In spite of the valiant efforts of countless software researchers, there remains a very large gap between their research results and practice. The problem is not that there aren't enough practitioners to adopt the flow of technology. Quite the opposite; we have many more people on the planet designing and writing software than we have researchers on the topic. The problem is one of technology transfer and adoption of the researchers' ideas. In my opinion, the root of the problem is complexity. Researchers' ideas are presented with too much ceremony and too much jargon, and the ideas and techniques themselves are too complex. It's simply too hard for practicing software practitioners to use the researchers' contributions.

Practitioners are looking for simple, straightforward ways to make their lives easier. They want to develop better code faster. By contrast, many of the ideas offered by researchers at least appear to make the practitioner's life more complex, not simpler. The tradeoff between adopting a more complex approach to something you're already doing at least acceptably well and continuing with the status quo is obvious; complexity loses. We all know of examples where the simpler approach beats the more complex, witness the groundswell of enthusiasm for Java vs. C++, the adoption rates of Windows vs. Unix, the acceptance of wizards vs. objects, and so forth.

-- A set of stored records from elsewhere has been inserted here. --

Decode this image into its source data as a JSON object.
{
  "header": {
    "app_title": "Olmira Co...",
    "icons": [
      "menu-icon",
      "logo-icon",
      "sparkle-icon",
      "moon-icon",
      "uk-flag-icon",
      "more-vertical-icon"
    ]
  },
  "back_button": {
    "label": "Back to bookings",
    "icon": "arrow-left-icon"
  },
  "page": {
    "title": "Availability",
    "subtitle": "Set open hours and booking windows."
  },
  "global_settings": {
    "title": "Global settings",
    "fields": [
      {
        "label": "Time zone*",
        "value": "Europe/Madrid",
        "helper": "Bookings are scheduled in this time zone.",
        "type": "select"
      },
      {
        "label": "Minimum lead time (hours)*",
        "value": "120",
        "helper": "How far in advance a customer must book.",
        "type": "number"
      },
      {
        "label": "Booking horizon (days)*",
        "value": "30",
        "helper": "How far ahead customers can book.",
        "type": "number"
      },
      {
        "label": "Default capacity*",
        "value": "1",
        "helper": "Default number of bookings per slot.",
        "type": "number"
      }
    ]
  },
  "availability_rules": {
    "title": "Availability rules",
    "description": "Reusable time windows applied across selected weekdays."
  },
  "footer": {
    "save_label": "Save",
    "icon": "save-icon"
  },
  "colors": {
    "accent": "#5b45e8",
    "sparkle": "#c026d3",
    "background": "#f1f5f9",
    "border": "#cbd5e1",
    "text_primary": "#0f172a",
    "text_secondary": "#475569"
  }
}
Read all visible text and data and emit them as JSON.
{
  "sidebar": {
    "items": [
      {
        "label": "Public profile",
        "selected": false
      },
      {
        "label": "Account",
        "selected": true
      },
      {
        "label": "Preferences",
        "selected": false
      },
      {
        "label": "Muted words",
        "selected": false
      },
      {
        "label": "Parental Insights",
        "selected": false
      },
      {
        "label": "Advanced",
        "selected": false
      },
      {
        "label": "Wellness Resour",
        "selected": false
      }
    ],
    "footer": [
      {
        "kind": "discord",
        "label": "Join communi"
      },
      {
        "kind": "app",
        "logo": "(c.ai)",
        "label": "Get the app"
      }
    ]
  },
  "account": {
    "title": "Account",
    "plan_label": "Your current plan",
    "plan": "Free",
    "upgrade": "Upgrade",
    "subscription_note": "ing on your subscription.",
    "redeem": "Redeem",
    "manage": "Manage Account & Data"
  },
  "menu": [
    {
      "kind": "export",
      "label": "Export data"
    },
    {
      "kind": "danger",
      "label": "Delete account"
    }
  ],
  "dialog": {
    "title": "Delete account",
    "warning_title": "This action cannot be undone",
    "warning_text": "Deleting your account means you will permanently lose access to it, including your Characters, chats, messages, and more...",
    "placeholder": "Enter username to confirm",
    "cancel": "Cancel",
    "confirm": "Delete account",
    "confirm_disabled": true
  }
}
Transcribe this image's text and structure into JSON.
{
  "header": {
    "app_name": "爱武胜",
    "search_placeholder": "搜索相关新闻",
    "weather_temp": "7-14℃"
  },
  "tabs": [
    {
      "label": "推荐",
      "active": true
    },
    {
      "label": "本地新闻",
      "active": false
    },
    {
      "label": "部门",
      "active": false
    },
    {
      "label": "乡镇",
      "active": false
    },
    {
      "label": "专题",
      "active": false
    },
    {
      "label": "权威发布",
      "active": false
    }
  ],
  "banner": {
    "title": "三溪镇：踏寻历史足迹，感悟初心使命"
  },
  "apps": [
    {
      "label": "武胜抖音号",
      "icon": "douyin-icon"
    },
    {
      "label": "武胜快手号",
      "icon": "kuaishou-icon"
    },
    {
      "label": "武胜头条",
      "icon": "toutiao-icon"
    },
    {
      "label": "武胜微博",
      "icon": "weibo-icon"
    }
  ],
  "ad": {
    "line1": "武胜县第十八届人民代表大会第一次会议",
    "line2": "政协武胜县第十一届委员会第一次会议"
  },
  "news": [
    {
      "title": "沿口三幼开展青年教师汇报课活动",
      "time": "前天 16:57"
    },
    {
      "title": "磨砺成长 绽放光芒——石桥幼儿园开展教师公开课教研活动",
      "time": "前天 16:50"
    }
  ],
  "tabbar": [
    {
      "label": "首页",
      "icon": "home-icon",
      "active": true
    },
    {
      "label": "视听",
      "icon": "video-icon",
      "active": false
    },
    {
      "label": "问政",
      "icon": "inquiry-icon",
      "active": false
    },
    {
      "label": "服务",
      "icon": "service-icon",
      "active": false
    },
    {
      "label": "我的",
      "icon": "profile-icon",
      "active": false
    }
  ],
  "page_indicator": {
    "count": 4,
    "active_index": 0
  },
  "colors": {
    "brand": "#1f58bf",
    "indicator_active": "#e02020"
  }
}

It's easy to argue that software engineering is stuck in the chasm, which is a stage in the adoption profile of technologies. There's a huge gap between the expectations of the early adopters of technologies and the expectations of mainstream users. Researchers are definitely in the early adopter camp; the great bulk of software practitioners are on the other side of the chasm. Most research results fall into the chasm. This is the reason that it's so very hard for the researchers' ideas to have any impact on the typical software practitioner. In my opinion, one of the important ways out of the chasm is simplicity.